Despite an effort to promote the Privileges and Immunities Clause as being somehow more restrained than “substantive due process,” it was apparent that the justices saw at least partly through the charade. A parenthetical on SCOTUSblog tells the tale:

(In fact, when Gura near the end of the argument returned to the podium for his rebuttal, his time was used up by Justices Ginsburg and Anthony M. Kennedy exploring what other rights might come into being if the Court gave new life to the “privileges or immunities” clause. He responded that he could not provide a full list, to which Justice Scalia retorted: “Doesn’ t that trouble you?” It was obvious that it troubled the Court.)

A more appropriate question might have been, “Why does the Constitution need two open ended clauses?” Or perhaps, “What does anyone gain by replacing one open ended clause with another?”

And if, as Roger Pilon states over on Bench Memos, “[most 14th Amendment cases] should have been decided under the more substantive Privileges or Immunities Clause,” might not one be forgiven for wondering what the point is in promoting this distinction without a difference? When the Court can turn Due Process (among other things) into “emanations from penumbras” into a “right to privacy” into a right to abortion on demand, it seems unlikely that any amount of “history,” no matter how much “better [it] informed the Court,” would have done anything to have “better checked the Court’s occasional activism.” After all, activism happens when a court ignores the overwhelming weight of text and history to arrive at a preferred decision.

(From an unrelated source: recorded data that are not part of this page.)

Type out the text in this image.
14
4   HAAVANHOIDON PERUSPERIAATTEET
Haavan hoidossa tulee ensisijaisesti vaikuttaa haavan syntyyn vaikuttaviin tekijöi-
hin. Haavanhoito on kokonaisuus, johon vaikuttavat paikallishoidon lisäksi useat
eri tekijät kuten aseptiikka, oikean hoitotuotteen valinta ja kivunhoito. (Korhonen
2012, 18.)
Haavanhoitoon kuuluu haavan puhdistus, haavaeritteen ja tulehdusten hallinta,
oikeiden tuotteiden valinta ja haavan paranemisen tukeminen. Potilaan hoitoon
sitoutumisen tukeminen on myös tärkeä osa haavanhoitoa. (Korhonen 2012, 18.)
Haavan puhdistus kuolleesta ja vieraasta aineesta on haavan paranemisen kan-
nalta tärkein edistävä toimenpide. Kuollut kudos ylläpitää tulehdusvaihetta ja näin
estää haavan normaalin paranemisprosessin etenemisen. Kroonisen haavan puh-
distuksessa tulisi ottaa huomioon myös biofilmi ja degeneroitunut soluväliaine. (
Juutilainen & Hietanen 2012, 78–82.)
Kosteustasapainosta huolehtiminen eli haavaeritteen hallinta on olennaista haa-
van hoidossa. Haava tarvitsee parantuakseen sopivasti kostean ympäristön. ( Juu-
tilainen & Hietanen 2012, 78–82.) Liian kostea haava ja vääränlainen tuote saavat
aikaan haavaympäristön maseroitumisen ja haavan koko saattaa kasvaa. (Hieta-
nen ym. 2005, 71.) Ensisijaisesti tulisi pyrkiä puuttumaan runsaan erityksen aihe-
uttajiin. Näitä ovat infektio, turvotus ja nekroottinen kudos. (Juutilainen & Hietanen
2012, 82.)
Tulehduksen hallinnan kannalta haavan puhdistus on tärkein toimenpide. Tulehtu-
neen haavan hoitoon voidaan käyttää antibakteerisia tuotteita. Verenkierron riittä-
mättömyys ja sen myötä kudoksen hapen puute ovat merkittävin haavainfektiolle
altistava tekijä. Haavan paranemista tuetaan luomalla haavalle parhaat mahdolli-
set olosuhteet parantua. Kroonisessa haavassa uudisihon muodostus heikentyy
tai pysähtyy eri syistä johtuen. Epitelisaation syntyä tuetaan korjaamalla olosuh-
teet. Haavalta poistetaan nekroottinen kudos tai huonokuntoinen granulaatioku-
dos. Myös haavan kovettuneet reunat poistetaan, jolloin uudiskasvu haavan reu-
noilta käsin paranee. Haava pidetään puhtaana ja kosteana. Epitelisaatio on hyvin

I continue to be disappointed that conservatives have generally failed to remain true to the principles of judicial restraint when it comes to carrying guns. As I said at the time, the Court in Heller got to the right conclusion — individual right, no flat ban on handguns — but did so in a terribly activist way with an opinion I would not have joined. In this case, however, I continue to believe that incorporation is nowhere to be found in the Constitution and that, while a respect for precedent may council against disicorporating the Bill of Rights, there is no reason to extend its impropriety beyond where it has already gone.